Mal mengatakan kepadaku bahwa mereka mencoba membuat perusahaan bersama. Di bidang keamanan dan saluran bersama tepatnya, karena itu mereka memutuskan untuk memilih Hawaii untuk mencari sponsor karena menurut mereka sebagian besar investor di Hawaii tertarik dengan perusahaan di bidang komunikasi dan agribisnis. Tentu saja tujuan pertama mereka adalah untuk mencari investor yang dijadikan sponsor untuk menambah popularitas mereka. 

Aku sangat menghargai usaha mereka untuk melakukan semua hal ini. Maksudku seluruh hal ini sangat sulit untuk diwujudkan, apalagi melibatkan seluruh negara untuk dapat membantu mereka mewujudkan perusahaan yang sukses ini.
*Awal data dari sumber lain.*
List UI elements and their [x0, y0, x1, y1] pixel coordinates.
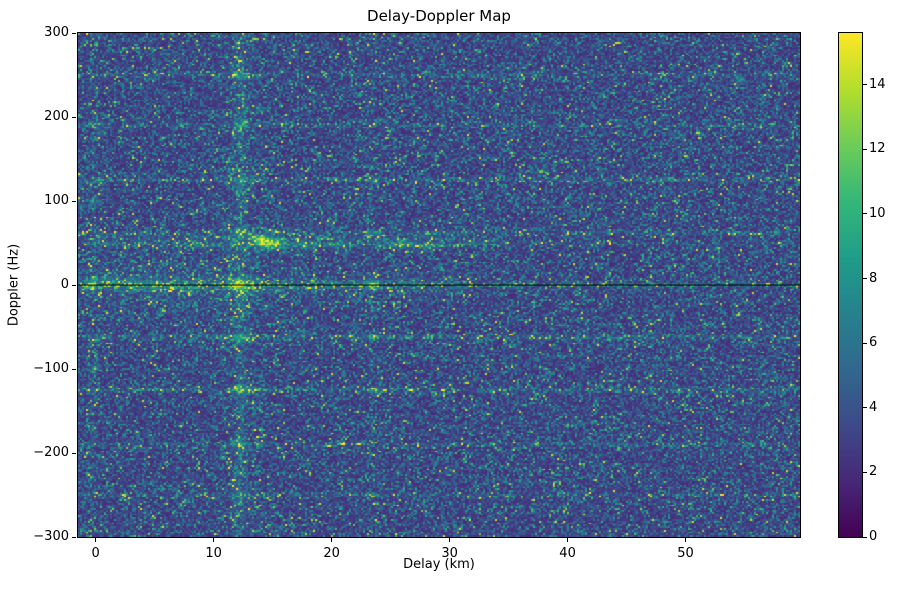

Aku hanya bisa mengangguk-angguk setiap mereka membicarakan sesuatu yang sangat detail yang tidak dapat aku pahami dengan baik. Aku beberapa kali bertanya apa arti istilah-istilah yang digunakan oleh mereka. Mereka dengan pelan menjelaskannya kepadaku jadi sekarang aku menambah kosakata dalam bisnis di dalam otakku.

Kami bertiga berbincang-bincang pelan selama beberapa jam ke depan, tidak menyadari bahwa kami sudah sampai di Hawaii, tempat tujuan kami. Aku mengambil tas ransel milikku lalu membawanya pada punggungku. Aku turun ke bawah disusul oleh Sydney. 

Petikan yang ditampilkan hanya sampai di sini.